LIBRA SEPT. 23-OCT. 23
Astrologers call the phenomenon taking place in your solar •» chart "a culminating malefic." Regular folks would probably just chalk it up to red tape. However you choose to name these circumstances, you'll need enormous patience to deal successfully with a thicket of political and administrative factors that can seem like a conspiracy in their ability to hinder your progress and thwart your master plan. In fact, though, the problem lies in your own uncertainty about whether you actually want to be considered legitimate at last.
SCORPIO OCT. 24-NOV. 21
Most Scorpios possess above-average intelligence, but not of the usual kind. You can sense when your lover is too friendly to the bartender and you can smell when your kid is smoking • pot, even if he's in Duluth and you're in L.A. What you find more challenging is using your brain to observe your own obsessive carryings-on. With Saturn prominent in your solar 9th house, you need to take a dispassionate look at your actions. Those you perceive as incurably crazy have a relatively simple remedy. It's called "changing your behavior."
SAGITTARIUS NOV. 22-DEC. 21
It's no sin to want to maintain your lifestyle and have nice things. If you want a fancy leather jacket or custom-made curtains, you should certainly be able to have them. This is still a free society, after all. With the ruler of your 2nd house in the 8th, however, you have to share your little goodies, be it with your once beloved ex or the I.R.S. Don't do anything desperate now, either, just because of money.
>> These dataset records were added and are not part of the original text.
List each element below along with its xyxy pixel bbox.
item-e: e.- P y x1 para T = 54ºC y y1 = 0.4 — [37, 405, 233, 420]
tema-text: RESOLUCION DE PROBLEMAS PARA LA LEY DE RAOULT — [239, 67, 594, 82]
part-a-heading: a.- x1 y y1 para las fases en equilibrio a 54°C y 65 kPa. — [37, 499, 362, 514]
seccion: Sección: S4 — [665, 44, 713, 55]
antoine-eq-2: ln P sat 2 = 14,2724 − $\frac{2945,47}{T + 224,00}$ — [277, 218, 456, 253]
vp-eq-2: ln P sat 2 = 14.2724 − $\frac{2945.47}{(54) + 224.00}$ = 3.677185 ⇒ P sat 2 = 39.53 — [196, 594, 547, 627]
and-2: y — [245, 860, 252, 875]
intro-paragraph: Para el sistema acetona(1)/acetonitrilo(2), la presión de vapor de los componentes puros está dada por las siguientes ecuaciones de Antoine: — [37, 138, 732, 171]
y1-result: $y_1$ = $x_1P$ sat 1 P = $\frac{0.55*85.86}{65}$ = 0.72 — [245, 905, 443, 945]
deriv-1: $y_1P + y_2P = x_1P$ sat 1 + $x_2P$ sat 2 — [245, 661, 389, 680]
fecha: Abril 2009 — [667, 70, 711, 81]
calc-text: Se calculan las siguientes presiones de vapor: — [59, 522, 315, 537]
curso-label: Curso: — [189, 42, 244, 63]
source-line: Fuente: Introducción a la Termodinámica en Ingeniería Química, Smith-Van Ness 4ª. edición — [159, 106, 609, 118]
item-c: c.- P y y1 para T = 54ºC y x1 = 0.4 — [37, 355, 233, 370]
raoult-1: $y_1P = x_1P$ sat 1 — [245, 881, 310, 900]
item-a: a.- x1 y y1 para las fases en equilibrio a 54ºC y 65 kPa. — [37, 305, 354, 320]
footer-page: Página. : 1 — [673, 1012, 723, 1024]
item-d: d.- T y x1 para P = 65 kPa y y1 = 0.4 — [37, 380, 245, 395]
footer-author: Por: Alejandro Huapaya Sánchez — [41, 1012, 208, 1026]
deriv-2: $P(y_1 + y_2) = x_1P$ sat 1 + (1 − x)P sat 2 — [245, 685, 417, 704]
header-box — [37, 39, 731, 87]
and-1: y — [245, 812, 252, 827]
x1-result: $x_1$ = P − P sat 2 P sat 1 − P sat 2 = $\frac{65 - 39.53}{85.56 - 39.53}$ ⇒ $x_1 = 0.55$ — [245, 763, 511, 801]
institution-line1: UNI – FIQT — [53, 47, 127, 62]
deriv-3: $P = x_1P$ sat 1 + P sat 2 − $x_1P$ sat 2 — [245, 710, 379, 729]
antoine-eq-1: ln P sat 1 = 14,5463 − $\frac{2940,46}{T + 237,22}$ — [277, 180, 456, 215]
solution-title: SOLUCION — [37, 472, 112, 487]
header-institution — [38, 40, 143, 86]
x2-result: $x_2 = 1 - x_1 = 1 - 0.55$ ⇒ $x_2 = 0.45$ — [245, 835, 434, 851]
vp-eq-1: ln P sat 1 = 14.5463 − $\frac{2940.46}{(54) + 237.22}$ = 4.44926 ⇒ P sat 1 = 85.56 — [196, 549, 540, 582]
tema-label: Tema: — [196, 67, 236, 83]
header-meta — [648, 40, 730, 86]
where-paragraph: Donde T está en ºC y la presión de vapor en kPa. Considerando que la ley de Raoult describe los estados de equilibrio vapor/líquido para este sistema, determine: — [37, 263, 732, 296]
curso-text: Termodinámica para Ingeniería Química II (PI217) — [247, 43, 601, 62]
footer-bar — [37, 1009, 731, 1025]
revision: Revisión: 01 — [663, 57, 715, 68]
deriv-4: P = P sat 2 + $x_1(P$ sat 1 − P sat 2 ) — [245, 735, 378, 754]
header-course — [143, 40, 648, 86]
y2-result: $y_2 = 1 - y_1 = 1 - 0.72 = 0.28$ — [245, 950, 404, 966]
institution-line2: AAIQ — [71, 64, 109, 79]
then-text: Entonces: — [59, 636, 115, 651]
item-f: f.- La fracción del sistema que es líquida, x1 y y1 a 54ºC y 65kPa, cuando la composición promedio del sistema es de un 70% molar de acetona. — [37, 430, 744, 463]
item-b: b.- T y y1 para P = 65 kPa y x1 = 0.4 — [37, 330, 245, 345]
You've always been such a kind, generous person. At least that's what your neighbors would say if the police ever questioned them.
CAPRICORN DEC. 22-JAN. 19
If you're wondering why every single thing you want to do depends on whether someone else says yes or no, wonder no more. Although the new moon in your sign triggers a fresh yearly cycle during which you can heal old hurts, get back your health and self-confidence, and actually accomplish something. Saturn in opposition means you can't move a muscle without permission from another. Even if you feel like an adolescent on probation, this is not punishment. It's a lesson in sharing control and living up to your word.